Quade Cooper to miss Sydney 7s

Beth Newman Profile
by Beth Newman

Quade Cooper will not play in the HSBC Sydney Sevens but it's hoped it'll be short-term pain for long-term gain.

Cooper’s availability was always going to be in doubt once he was called up to play for Toulon against Stade Francais, leaving him just one training session to prepare for his Sevens debut.

With the risk of injury, coaches Scott Bowen and Andy Friend opted to make Cooper wait for his debut but on Wednesday emphasised the importance of Cooper building a relationship with the players.

Australia could do with a dose of the enigmatic Cooper and his draw card ability is clear, with his first training session drawing the biggest Sevens media crowd of the year.

While that marketing value would be of benefit for the Sydney 7s, the risk of throwing an inexperienced player into the game was ultimately deemed too much.

More than that, though, Cooper’s limited preparation and potential inclusion would have displaced an incumbent. 

Australia’s Sevens players have voiced their determination to make competition tough for any Olympics latecomers and Cooper’s late arrival was the first test of this.

Cooper was adamant on Wednesday that his non-inclusion wouldn't spell awaited round trip for the 27-year-old.
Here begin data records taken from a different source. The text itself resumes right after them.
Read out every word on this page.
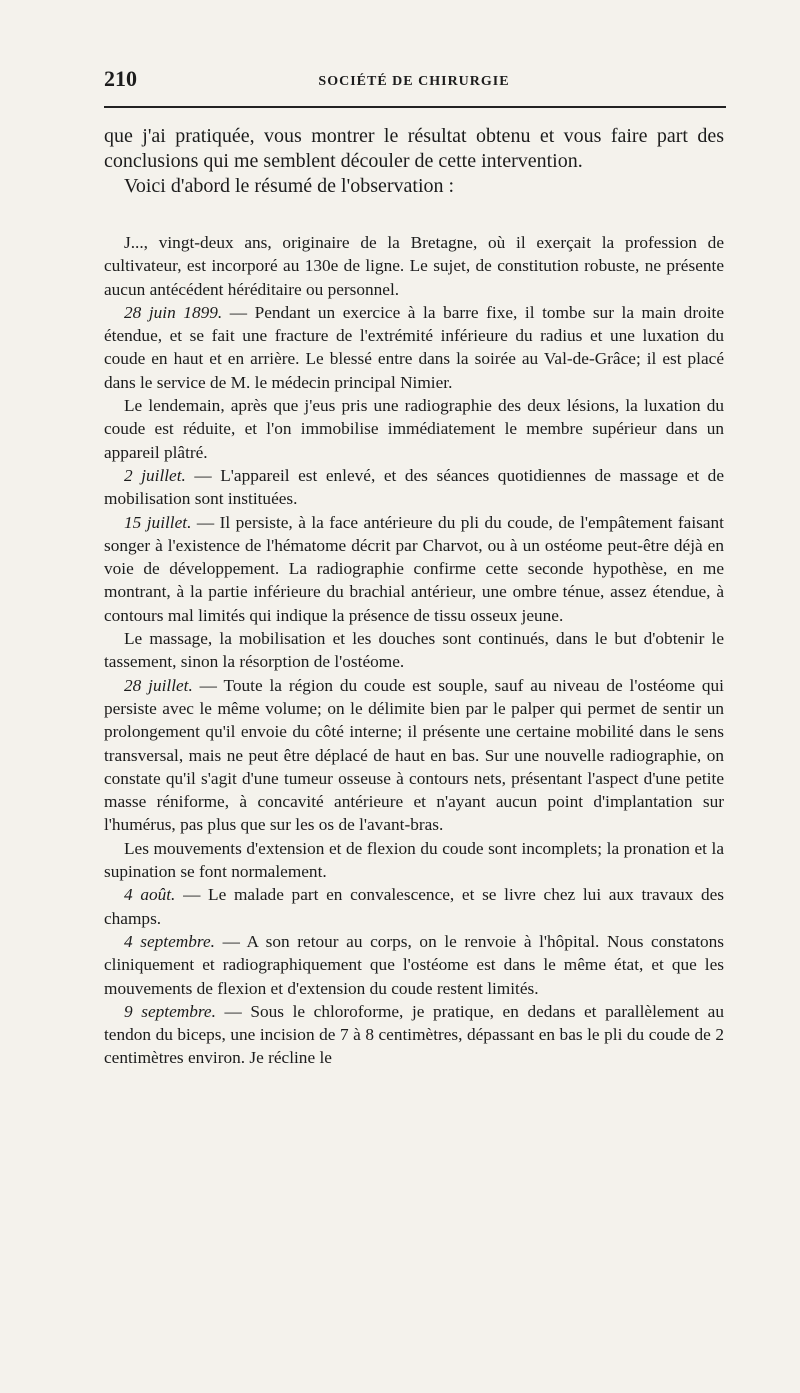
210	SOCIÉTÉ DE CHIRURGIE

que j'ai pratiquée, vous montrer le résultat obtenu et vous faire part des conclusions qui me semblent découler de cette intervention.

Voici d'abord le résumé de l'observation :

J..., vingt-deux ans, originaire de la Bretagne, où il exerçait la profession de cultivateur, est incorporé au 130e de ligne. Le sujet, de constitution robuste, ne présente aucun antécédent héréditaire ou personnel.

28 juin 1899. — Pendant un exercice à la barre fixe, il tombe sur la main droite étendue, et se fait une fracture de l'extrémité inférieure du radius et une luxation du coude en haut et en arrière. Le blessé entre dans la soirée au Val-de-Grâce; il est placé dans le service de M. le médecin principal Nimier.

Le lendemain, après que j'eus pris une radiographie des deux lésions, la luxation du coude est réduite, et l'on immobilise immédiatement le membre supérieur dans un appareil plâtré.

2 juillet. — L'appareil est enlevé, et des séances quotidiennes de massage et de mobilisation sont instituées.

15 juillet. — Il persiste, à la face antérieure du pli du coude, de l'empâtement faisant songer à l'existence de l'hématome décrit par Charvot, ou à un ostéome peut-être déjà en voie de développement. La radiographie confirme cette seconde hypothèse, en me montrant, à la partie inférieure du brachial antérieur, une ombre ténue, assez étendue, à contours mal limités qui indique la présence de tissu osseux jeune.

Le massage, la mobilisation et les douches sont continués, dans le but d'obtenir le tassement, sinon la résorption de l'ostéome.

28 juillet. — Toute la région du coude est souple, sauf au niveau de l'ostéome qui persiste avec le même volume; on le délimite bien par le palper qui permet de sentir un prolongement qu'il envoie du côté interne; il présente une certaine mobilité dans le sens transversal, mais ne peut être déplacé de haut en bas. Sur une nouvelle radiographie, on constate qu'il s'agit d'une tumeur osseuse à contours nets, présentant l'aspect d'une petite masse réniforme, à concavité antérieure et n'ayant aucun point d'implantation sur l'humérus, pas plus que sur les os de l'avant-bras.

Les mouvements d'extension et de flexion du coude sont incomplets; la pronation et la supination se font normalement.

4 août. — Le malade part en convalescence, et se livre chez lui aux travaux des champs.

4 septembre. — A son retour au corps, on le renvoie à l'hôpital. Nous constatons cliniquement et radiographiquement que l'ostéome est dans le même état, et que les mouvements de flexion et d'extension du coude restent limités.

9 septembre. — Sous le chloroforme, je pratique, en dedans et parallèlement au tendon du biceps, une incision de 7 à 8 centimètres, dépassant en bas le pli du coude de 2 centimètres environ. Je récline le
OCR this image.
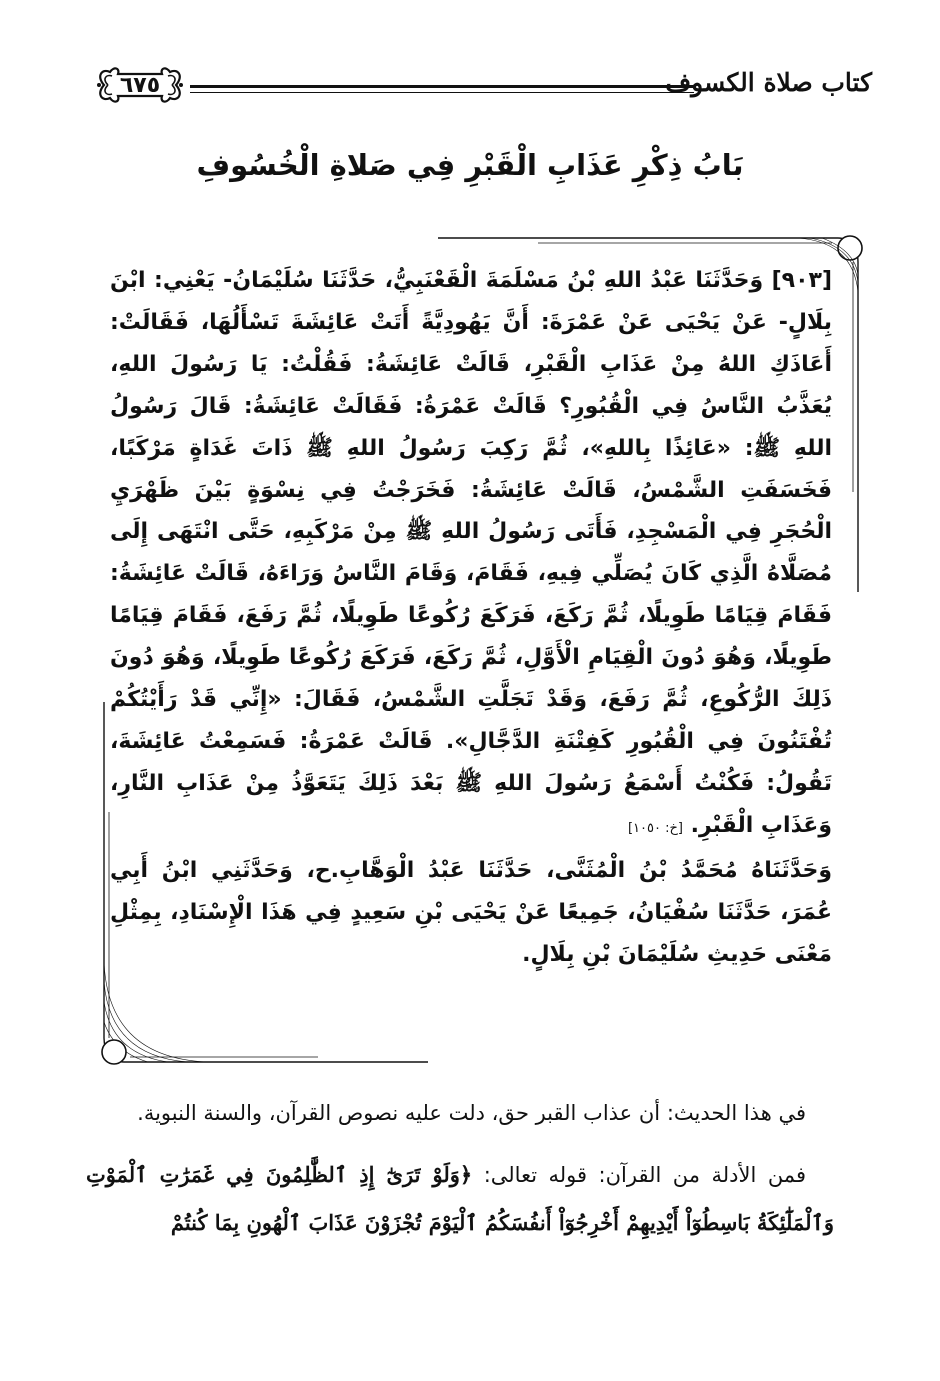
كتاب صلاة الكسوف
٦٧٥
بَابُ ذِكْرِ عَذَابِ الْقَبْرِ فِي صَلاةِ الْخُسُوفِ

[٩٠٣] وَحَدَّثَنَا عَبْدُ اللهِ بْنُ مَسْلَمَةَ الْقَعْنَبِيُّ، حَدَّثَنَا سُلَيْمَانُ- يَعْنِي: ابْنَ بِلَالٍ- عَنْ يَحْيَى عَنْ عَمْرَةَ: أَنَّ يَهُودِيَّةً أَتَتْ عَائِشَةَ تَسْأَلُهَا، فَقَالَتْ: أَعَاذَكِ اللهُ مِنْ عَذَابِ الْقَبْرِ، قَالَتْ عَائِشَةُ: فَقُلْتُ: يَا رَسُولَ اللهِ، يُعَذَّبُ النَّاسُ فِي الْقُبُورِ؟ قَالَتْ عَمْرَةُ: فَقَالَتْ عَائِشَةُ: قَالَ رَسُولُ اللهِ ﷺ: «عَائِذًا بِاللهِ»، ثُمَّ رَكِبَ رَسُولُ اللهِ ﷺ ذَاتَ غَدَاةٍ مَرْكَبًا، فَخَسَفَتِ الشَّمْسُ، قَالَتْ عَائِشَةُ: فَخَرَجْتُ فِي نِسْوَةٍ بَيْنَ ظَهْرَيِ الْحُجَرِ فِي الْمَسْجِدِ، فَأَتَى رَسُولُ اللهِ ﷺ مِنْ مَرْكَبِهِ، حَتَّى انْتَهَى إِلَى مُصَلَّاهُ الَّذِي كَانَ يُصَلِّي فِيهِ، فَقَامَ، وَقَامَ النَّاسُ وَرَاءَهُ، قَالَتْ عَائِشَةُ: فَقَامَ قِيَامًا طَوِيلًا، ثُمَّ رَكَعَ، فَرَكَعَ رُكُوعًا طَوِيلًا، ثُمَّ رَفَعَ، فَقَامَ قِيَامًا طَوِيلًا، وَهُوَ دُونَ الْقِيَامِ الْأَوَّلِ، ثُمَّ رَكَعَ، فَرَكَعَ رُكُوعًا طَوِيلًا، وَهُوَ دُونَ ذَلِكَ الرُّكُوعِ، ثُمَّ رَفَعَ، وَقَدْ تَجَلَّتِ الشَّمْسُ، فَقَالَ: «إِنِّي قَدْ رَأَيْتُكُمْ تُفْتَنُونَ فِي الْقُبُورِ كَفِتْنَةِ الدَّجَّالِ». قَالَتْ عَمْرَةُ: فَسَمِعْتُ عَائِشَةَ، تَقُولُ: فَكُنْتُ أَسْمَعُ رَسُولَ اللهِ ﷺ بَعْدَ ذَلِكَ يَتَعَوَّذُ مِنْ عَذَابِ النَّارِ، وَعَذَابِ الْقَبْرِ. [خ: ١٠٥٠]

وَحَدَّثَنَاهُ مُحَمَّدُ بْنُ الْمُثَنَّى، حَدَّثَنَا عَبْدُ الْوَهَّابِ.ح، وَحَدَّثَنِي ابْنُ أَبِي عُمَرَ، حَدَّثَنَا سُفْيَانُ، جَمِيعًا عَنْ يَحْيَى بْنِ سَعِيدٍ فِي هَذَا الْإِسْنَادِ، بِمِثْلِ مَعْنَى حَدِيثِ سُلَيْمَانَ بْنِ بِلَالٍ.

في هذا الحديث: أن عذاب القبر حق، دلت عليه نصوص القرآن، والسنة النبوية.

فمن الأدلة من القرآن: قوله تعالى: ﴿وَلَوْ تَرَىٰٓ إِذِ ٱلظَّٰلِمُونَ فِي غَمَرَٰتِ ٱلْمَوْتِ وَٱلْمَلَٰٓئِكَةُ بَاسِطُوٓاْ أَيْدِيهِمْ أَخْرِجُوٓاْ أَنفُسَكُمُ ٱلْيَوْمَ تُجْزَوْنَ عَذَابَ ٱلْهُونِ بِمَا كُنتُمْ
New Sevens coach Friend said on Wednesday that Cooper would have to earn his spot.

“Quade’s got to earn the right too,” he said.

“Just because it’s Quade Cooper doesn’t mean he gets a walk in start.

“He’s got to come in and add value to the team, I think that’s important.

“There is no doubt in my mind that he will be a tremendous addition to the squad as we build towards Rio.

"Due to circumstances which were beyond Quade’s control, and our control, he just couldn’t get enough work in this week with the team."

That he will have to prove himself has been made obvious with Thursday’s team announcement, but it is likely that negotiations for a Las Vegas debut will be in the works.

While Friend has only just joined the Sevens fold himself, the new mentor is on a long-term contract and has a focus on avoiding a quick fix in favour of building towards the bigger picture.